What is it?
The MAXXI National Museum of Art from the 21st Century is a recently completed and much lauded project by Zaha Hadid in Rome. So far, it has won the 2010 RIBA Stirling Prize and, just last month, the 2010 World Architecture Festival World Building of the Year award, both prestigious and well-contested accolades.
What do we think?
The relationship architectural photography has to architecture is a complex one, never more so than in our information-saturated epoch. Digital photographic media, coupled with an ever-growing number of international awards programs, competitions and architectural websites, provide vast diffusion of the world’s best buildings. It no longer matters that Australia is so geographically isolated, we simply open up, log on or browse and we have these buildings at our fingertips.
Or do we? A photo is not the real thing, after all, merely a two-dimensional representation of space, structure, time and light. During our recent travels, this is a fact we have discovered to be not only true but a powerful indication of the fundamental quality of a building.
We have visited Bilbao, Lisbon, Barcelona and Tokyo and seen work by Frank Gehry, Santiago Calatrava, Herzog + de Meuron and Toyo Ito. We have discovered that Calatrava and Ito produce sublime architecture that, despite prior knowledge, still manages to surprise and excite. And we have discovered that Gehry and Herzog + De Meuron produce work that generally looks better on the page than it is in the flesh, surely the most condemning praise one can offer an architect.
So what of the MAXXI Museum – into which category does it fall?
Aerial photos of the museum reveal a complex series of forms sliding along and around the existing building on site, which together with elaborately striated roof planes emphasises the movement of visitors and the general public around and through the site. Yet from ground level, none of this dynamism is apparent. Almost every part of the building visible from surrounding streets is blank concrete, generating a surprisingly static and unwelcoming urban response.
The top floor, cantilevering over the entry courtyard, proffers the only view into and out of the exhibition spaces by way of full height glazing to its end wall. Hadid has indicated in no uncertain terms, through form, programme and detailing, that this is an important window. But what is its purpose? Sure it looks out over Rome, but not from a great height and hardly across a breathtaking view – there is not a Pantheon, Colosseum or Trevi Fountain in sight. The view is intimate, at a height that is level with surrounding buildings – pleasant but hardly equal to the expectation with which the armature of the architecture has filled us. It’s a curious anticlimax that feels like it was designed to please whilst inside someone’s 3D modelling software, with only a weak acknowledgement of its context.

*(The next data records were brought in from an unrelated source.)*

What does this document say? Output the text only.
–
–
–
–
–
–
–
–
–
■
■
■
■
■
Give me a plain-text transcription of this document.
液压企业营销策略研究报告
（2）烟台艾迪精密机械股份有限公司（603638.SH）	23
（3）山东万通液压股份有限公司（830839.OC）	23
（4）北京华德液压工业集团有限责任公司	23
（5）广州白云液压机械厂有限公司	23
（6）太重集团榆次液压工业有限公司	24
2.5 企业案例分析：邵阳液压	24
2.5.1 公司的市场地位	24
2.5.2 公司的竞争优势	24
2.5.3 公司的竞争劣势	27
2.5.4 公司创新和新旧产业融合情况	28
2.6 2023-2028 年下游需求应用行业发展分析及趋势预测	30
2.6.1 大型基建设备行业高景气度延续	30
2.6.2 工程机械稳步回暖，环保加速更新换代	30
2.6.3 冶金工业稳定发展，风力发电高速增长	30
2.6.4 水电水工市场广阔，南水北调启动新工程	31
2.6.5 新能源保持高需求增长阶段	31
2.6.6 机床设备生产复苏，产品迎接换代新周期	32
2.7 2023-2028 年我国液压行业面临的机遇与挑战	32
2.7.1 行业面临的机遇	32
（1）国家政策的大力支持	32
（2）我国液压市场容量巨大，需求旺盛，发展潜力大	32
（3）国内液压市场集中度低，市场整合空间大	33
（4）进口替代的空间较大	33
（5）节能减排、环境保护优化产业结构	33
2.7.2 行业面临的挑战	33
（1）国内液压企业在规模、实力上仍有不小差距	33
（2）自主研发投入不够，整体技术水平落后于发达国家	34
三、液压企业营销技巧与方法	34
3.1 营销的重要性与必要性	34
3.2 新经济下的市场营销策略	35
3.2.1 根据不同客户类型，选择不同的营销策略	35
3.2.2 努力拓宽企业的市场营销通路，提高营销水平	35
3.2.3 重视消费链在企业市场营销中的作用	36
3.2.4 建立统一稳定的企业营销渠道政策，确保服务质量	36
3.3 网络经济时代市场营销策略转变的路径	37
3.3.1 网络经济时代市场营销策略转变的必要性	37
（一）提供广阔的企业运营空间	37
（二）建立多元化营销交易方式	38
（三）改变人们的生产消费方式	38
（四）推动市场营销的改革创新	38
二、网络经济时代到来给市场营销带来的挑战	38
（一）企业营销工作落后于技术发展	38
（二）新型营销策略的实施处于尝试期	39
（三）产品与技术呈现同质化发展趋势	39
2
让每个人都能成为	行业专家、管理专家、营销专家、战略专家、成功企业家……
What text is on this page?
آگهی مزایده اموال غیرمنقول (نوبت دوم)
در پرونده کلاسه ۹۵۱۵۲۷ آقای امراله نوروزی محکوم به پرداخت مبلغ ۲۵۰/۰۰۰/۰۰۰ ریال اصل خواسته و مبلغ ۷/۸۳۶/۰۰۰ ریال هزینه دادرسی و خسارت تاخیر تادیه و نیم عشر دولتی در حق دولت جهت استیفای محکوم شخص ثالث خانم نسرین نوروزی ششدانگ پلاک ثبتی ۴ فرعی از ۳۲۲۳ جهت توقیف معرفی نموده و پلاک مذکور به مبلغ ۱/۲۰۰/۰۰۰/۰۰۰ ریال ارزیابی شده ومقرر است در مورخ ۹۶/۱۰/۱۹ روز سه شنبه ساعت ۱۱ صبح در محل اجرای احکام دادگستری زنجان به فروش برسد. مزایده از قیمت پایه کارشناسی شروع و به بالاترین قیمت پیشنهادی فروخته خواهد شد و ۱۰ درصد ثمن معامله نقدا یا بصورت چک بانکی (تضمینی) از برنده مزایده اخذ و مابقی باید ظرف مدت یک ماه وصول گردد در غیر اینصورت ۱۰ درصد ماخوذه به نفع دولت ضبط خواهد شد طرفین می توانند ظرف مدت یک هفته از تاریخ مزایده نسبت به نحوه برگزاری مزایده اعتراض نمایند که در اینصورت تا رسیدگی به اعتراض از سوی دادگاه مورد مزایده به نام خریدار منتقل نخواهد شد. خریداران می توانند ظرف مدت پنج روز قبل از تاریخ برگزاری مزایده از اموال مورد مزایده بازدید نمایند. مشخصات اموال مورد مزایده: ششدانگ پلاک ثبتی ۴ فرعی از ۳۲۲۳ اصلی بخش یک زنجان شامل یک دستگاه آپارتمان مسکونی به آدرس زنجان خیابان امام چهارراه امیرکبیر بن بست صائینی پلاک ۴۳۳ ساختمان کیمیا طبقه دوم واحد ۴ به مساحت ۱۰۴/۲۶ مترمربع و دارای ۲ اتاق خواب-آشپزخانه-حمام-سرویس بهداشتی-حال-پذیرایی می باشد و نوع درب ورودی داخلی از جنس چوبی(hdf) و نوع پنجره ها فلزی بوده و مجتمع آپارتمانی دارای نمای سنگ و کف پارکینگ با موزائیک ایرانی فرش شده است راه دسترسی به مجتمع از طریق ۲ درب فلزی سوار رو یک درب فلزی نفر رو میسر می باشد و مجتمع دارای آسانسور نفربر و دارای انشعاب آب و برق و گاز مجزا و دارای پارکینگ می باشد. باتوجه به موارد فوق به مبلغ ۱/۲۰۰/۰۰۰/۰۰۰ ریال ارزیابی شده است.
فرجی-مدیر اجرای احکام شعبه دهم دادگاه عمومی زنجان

The rest of the museum proves to be equally underwhelming. This is not a beautifully detailed project: plasterboard is left strangely unfinished in parts, with sloppy paintwork and exposed stopping bead channels; the pale concrete floor was a poor choice, with prodigious scuffing after barely more then 6 months of use; and the black-painted steel stairs, its programmatic heart, have handrails with mismatched steelwork and, worst of all, translucent white panelling to their soffits that display a bewildering quantity of dirt and grime collected from visitors’ shoes through the open grating treads.
What did we learn?
Dare we say that we feel somewhat cheated? Hadid is celebrated as an architect with an excellent understanding of urbanism and the role a building plays in the wider city context. Yet urbanism does not happen from the air, especially not in Rome, where buildings are generally betwen 5 and 8 storeys. So why does the MAXXI Museum present a blank face to the world?
Why also is the existing building on site, around which the new structure so elaborately wraps, closed to the street? Approaching the site from Via Guido Reni, we were momentarily confused – did we come on a day when the museum was shut? It is understandable that Hadid sought to establish a new entry for the museum, but why then go to so much effort to have the new flank and embellish the old?
Perhaps it is our fault, simply a case of unreasonably high expectations. We have after all known about this project for years, have read about it across every media format and most recently watched as the judges at the World Architecture Festival drooled over it.
Or then again, perhaps our expectations were justified – Zaha Hadid is one of the most famous architects in the world, has won almost every prize there is to win, and works exclusively on high profile projects with what we can only imagine are stratospheric budgets. This should have been an extraordinary building. Thus it is even more disappointing to discover that it is primarily an indulgent exercise in form making.
The MAXXI Museum looks nice in photos, but fails to insipire in the flesh.